UnderFÅÎĻ I (Rozdział X)

40 4 2
                                    

- Blueberry, Outer i Reaper obiecują zjawić się jak najszybciej. Reszta... Cóż... Niewiadomo - Ink przechadzał się po salonie domu Sansa i Papyrusa - Wasz świat jest w niebezpieczeństwie, a co za tym idzie... Wszystkie pozostałe również.
- Nie możemy zrobić nic więcej. Pozostaje czekać na nastepny ruch Errora - powiedział Sans
Nagle na środku pokoju pojawił się kolejny szkielet. Ubrany był na złoto-niebiesko. Jego ubranie było przyozdobione wieloma gwiazdkami.
- Cześć - powiedział - kazaliście wpaść więc jestem. Blueberry i Reaper też niedługo przyjdą. O co chodzi? Poza tym, że ON WRÓCIŁ... Nie wiem absolutnie nic.
- Error jakimiś cudem wydostał się z AntyPróżni najprawdopodobniej posługując się przy tym Asrielem - zaczął Sans - nie wiemy jak dokładnie to zrobił, ale musimy go powstrzymać... Właśnie dlatego zwołujemy ekipę.
W pomieszczeniu pojawiły się nagle dwa szkielety. Jeden niski z chustką na szyji, drugi wysoki, zakapturzony z kosą w ręku.
- Siemka! - przywitał sie niski
- Cześć Blueberry, cześć Reaper - przywitał się Papyrus - miło was widzieć.
- Właśnie dostałem wiadomość - powiedział Ink - Future i Lust też przyjdą. Co do drugiego nie jestem przekonany, ale sie przyda. Możliwe, że Storyshift też będzie, ale to nie jest pewne.
- Super - powiedział Blueberry - będzie łatwiej wsadzić Errora z powrotem do AntyPróżni.
- Nie chwal dnia Blueberry, nie chwal dnia... - powiedział Reaper

- A więc tak... - powiedział Asriel - tak chcesz pokonać Inka...
- No cóż.. Nigdy tego nie próbowałem, bo Ink zawsze przychodzi tak niespodziewanie... Ale ogólnie to właśnie taki mam plan.
- Cóż... A jak nam się uda to... Co zrobisz?
- Tak naprawdę to... Kontynuuję naprawianie światów... Niektórzy mogą nazwać moje metody... Szalonymi. Niestety nigdy nie udało mi się naprawić ani jednego świata. Jestem tym muszę przyznać lekko zażenowany. Nikt nie zdaje sobie sprawy z tego co można osiągnąć dzięki naszym działaniom.
- Mhm... Czy... Jestem potrzebny cały czas, czy może... Mogę porobić coś prywatnego?
- Na razie nie jesteś mi potrzebny... Dam znać jak będziesz mógł się przydać.
- Dobra. Cześć! - Asriel odwrócił się i poszedł do swojej komnaty.

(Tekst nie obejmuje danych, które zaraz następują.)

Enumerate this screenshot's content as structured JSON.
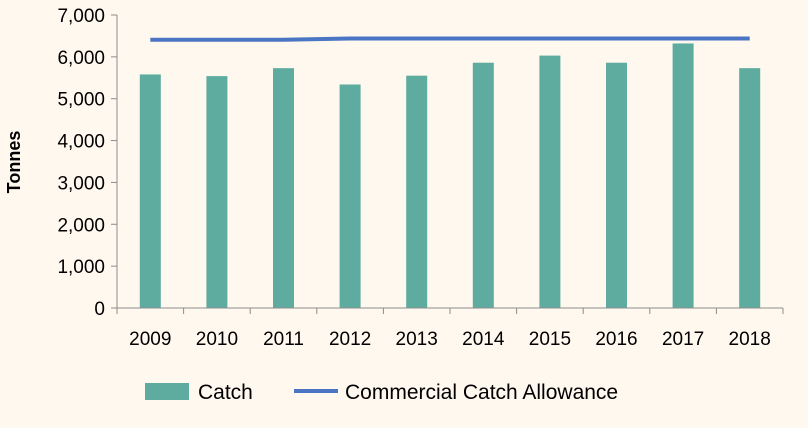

W salonie domu Papyrusa i Sansa znajdowało się już o wiele więcej szkieletów. Było ich tam wiele; o różnym wyglądzie. Byli ci niscy i wysocy. Niektórzy byli bardziej weseli, inni natomiast wydawali się czasem nawet mroczni.
- Panowie! - Ink stanął na stole tak, żeby wszyscy go doskonale widzieli i słyszeli. Wszyscy zamilkli - Zebraliśmy się tutaj, aby razem zaplanować oraz wykonać aresztowanie i wsadzenie z powrotem do AntyPróżni Errora. Będziemy musieli się maksymalnie skupić na naszym celu, ponieważ jest to nasza jedyna szansa.
- Skąd niby mamy wiedzieć, że Error faktycznie wyszedł z AntyPróżni? - zapytał zakapturzony szkielet zwany Reaperem - jeżeli to nieprawda to tracimy nasz czas!
- Nigdy nie możemy być pewni czegoś na sto procent, Reaper. Jednak Error jest poważnym zagrożeniem dla całego Multiwersum i nie wolno lekceważyć jego poczynań - powiedział Ink
- Wiem. Mówisz mi to jakbym o tym w ogóle nie wiedział - odpowiedział Reaper.
- Czy jest tu ktoś kto fakrycznie jest przejęty sprawą? - zażartował Sans
Pierwszy odezwał się niski szkielet zwany Blueberrym:
- Osobiście uważam, że powinniśmy zaplanować pojmanie Errora. Musimy uwzględnić przy tym każdy szczegół i każdą możliwość. Nie możemy sobie pozwolić ja żadną pomyłkę. Niech nic nie umknie naszej uwadze.
- Moim zdaniem - powiedział Sans - powinniśmy zaczekać na jego następny ruch.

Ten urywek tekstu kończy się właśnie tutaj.